I'm picky about my porridge. I won't eat the kind made from rolled oats, especially not (shudder!) those awful one-minute ones, which taste like glue. I adore the taste and texture from steel-cut oats, but there's no denying they're a lot more high-maintenance than the more quick-cooking varieties.
I've been searching for the perfect way to make steel-cut oats for some time. The key is advance preparation. In a pinch, you can simply make them 20 minutes before you want to eat: use one part steel cut oats to four parts water, bring to a boil, and simmer until the oats are softened and the water absorbed. But if you have 20 minutes to wait for breakfast in the morning, you're a more organized woman than I.
I tried a few times to make porridge in my slow cooker, but I didn't like it at all. The recipes always said the texture would be deliciously creamy, but for my taste it had just turned into glue. I like my oats to have a bit of bite.
This week, I figured out the perfect shortcut. You can prepare your oats the night before so that they cook gently in hot water and then cool down into perfectly cooked, perfectly textured porridge that you only need to heat up.

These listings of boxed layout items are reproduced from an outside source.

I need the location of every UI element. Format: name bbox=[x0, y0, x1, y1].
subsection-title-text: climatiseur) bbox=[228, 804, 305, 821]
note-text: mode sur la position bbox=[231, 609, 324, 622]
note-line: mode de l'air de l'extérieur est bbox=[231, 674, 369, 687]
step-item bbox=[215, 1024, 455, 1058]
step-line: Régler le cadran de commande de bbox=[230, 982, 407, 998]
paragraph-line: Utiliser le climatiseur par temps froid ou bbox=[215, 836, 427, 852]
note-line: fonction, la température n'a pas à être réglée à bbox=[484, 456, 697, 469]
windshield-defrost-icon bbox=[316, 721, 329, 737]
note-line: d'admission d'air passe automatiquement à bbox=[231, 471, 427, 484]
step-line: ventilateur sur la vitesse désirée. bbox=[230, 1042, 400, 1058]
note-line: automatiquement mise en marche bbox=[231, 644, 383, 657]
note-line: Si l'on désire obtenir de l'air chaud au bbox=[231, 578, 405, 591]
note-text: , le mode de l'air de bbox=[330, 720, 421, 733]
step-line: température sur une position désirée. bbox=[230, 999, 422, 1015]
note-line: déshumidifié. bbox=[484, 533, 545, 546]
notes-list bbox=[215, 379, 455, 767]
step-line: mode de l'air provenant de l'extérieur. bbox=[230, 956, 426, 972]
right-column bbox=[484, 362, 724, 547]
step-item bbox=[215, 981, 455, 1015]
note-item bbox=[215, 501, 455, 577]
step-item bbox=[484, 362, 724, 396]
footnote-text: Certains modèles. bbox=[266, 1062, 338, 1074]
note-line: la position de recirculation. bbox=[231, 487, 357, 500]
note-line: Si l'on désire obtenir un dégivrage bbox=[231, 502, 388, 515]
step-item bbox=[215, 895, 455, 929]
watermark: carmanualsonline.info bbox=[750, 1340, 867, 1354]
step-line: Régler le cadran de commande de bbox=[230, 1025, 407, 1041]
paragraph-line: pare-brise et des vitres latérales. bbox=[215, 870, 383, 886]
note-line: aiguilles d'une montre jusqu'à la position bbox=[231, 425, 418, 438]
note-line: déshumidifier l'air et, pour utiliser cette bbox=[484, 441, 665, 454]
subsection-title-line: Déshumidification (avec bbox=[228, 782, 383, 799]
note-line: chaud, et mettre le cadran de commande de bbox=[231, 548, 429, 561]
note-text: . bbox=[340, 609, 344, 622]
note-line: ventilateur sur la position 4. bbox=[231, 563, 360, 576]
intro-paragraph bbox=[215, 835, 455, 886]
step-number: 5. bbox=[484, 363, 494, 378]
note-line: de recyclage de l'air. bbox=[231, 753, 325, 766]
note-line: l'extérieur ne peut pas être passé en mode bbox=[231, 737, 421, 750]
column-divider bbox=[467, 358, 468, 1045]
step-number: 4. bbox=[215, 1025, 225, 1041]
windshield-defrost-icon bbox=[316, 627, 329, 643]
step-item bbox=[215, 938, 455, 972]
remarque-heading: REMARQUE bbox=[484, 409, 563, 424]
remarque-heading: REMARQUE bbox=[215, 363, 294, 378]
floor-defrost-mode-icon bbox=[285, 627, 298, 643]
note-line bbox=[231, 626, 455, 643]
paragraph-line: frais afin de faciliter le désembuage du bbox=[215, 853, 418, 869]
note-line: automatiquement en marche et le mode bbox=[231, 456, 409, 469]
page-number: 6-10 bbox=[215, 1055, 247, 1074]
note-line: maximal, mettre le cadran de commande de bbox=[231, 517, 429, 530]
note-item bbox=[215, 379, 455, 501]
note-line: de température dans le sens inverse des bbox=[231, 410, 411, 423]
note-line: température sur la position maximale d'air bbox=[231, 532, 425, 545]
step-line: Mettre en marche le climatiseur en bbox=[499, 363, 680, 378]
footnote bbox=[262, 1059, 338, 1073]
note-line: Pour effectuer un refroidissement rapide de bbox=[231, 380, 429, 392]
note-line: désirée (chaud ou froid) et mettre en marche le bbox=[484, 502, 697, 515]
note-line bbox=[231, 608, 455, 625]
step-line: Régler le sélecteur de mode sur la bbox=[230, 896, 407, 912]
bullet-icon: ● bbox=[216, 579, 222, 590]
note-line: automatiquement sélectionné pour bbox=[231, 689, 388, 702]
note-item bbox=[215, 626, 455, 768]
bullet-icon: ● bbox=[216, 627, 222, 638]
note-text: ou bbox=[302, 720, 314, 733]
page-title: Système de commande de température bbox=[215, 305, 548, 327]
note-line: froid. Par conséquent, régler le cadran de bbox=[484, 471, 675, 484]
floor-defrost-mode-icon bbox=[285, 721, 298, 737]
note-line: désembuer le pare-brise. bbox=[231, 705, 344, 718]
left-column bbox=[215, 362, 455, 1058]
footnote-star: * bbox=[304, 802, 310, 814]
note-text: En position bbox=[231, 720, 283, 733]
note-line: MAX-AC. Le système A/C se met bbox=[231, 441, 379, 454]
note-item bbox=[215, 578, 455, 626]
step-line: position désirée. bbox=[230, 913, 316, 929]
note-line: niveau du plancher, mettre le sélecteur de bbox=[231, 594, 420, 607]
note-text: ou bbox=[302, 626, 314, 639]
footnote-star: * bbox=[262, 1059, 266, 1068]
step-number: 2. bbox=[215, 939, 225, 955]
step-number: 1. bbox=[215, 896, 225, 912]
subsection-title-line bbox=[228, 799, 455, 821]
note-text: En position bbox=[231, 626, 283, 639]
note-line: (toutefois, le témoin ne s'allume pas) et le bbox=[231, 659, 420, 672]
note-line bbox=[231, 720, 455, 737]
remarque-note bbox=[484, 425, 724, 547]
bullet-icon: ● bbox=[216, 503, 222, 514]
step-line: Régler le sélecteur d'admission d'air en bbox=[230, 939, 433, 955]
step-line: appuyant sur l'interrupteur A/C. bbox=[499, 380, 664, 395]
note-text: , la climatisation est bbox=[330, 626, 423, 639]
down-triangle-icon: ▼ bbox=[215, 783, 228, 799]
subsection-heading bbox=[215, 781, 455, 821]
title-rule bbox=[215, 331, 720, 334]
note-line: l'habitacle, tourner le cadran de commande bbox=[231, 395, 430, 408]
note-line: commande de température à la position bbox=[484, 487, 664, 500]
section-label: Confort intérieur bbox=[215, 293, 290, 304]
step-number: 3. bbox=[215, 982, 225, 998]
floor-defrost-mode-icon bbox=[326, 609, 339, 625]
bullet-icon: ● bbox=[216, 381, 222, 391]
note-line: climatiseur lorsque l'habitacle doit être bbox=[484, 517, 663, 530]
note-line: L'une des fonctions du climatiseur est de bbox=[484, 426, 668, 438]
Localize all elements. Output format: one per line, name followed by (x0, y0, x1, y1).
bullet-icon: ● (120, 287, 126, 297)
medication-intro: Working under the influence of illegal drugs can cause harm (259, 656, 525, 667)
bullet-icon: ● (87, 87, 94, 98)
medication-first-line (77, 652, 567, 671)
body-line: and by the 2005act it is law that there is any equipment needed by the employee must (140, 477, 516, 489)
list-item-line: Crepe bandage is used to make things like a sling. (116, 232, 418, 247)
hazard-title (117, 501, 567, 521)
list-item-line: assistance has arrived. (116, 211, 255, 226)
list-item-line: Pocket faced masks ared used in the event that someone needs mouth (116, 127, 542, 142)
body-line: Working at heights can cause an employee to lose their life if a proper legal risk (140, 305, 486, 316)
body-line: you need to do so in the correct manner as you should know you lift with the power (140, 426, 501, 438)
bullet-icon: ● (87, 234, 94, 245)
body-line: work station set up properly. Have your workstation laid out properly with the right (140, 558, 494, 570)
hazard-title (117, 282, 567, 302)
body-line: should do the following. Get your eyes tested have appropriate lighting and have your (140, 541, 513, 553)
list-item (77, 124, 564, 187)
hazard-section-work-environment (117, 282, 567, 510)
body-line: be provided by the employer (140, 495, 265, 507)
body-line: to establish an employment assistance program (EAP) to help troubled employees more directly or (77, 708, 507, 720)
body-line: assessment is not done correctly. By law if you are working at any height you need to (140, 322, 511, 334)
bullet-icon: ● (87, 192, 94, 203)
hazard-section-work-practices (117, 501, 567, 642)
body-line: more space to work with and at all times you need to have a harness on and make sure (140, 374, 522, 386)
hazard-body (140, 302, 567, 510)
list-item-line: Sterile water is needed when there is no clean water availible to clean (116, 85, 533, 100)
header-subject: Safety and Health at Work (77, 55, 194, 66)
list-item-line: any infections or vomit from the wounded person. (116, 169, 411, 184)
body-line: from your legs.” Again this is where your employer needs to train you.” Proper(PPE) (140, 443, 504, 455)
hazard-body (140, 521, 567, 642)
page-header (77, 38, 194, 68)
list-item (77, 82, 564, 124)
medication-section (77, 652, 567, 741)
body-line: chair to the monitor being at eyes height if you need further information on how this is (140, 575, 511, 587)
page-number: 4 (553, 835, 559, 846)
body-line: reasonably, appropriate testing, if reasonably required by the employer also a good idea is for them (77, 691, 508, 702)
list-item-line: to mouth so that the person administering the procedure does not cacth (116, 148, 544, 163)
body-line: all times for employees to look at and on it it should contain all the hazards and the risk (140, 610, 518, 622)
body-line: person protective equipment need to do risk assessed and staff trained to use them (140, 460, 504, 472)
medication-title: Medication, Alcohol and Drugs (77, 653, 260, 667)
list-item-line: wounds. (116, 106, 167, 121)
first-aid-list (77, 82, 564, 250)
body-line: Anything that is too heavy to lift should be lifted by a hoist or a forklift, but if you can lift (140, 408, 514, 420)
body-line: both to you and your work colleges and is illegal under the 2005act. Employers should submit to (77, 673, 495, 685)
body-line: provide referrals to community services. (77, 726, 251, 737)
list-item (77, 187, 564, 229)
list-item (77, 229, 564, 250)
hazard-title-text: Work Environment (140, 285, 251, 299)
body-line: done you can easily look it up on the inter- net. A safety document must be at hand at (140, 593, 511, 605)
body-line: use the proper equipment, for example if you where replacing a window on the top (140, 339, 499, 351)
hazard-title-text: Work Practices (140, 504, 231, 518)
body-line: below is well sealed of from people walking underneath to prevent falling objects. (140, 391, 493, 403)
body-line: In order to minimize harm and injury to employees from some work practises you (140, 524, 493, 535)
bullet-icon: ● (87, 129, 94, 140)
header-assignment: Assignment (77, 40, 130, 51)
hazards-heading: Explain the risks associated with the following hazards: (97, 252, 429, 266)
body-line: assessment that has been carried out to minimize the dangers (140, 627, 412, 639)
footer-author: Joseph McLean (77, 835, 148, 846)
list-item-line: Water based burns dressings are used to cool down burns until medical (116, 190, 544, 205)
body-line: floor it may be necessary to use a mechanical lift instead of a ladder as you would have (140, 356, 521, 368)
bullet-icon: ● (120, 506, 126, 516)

The trick is to put only three parts water for one part oats. Mix in a pot, stir, and bring to a boil. As soon as it's boiling, take the pot off the heat and clap a lid on it. Leave it overnight, and first thing in the morning, put it back on the stove over medium heat and let it heat through for a few minutes. Serve with the toppings of your choice--I like fresh or frozen fruit (it defrosts in the heat of the porridge) and a spoonful of plain yogurt. I grew up having milk and raw sugar on top, but my blood sugar can't handle sweet stuff in the morning these days. I'm told that the Scots are horrified by the thought of toppings on porridge. Oh well, I've only been there once.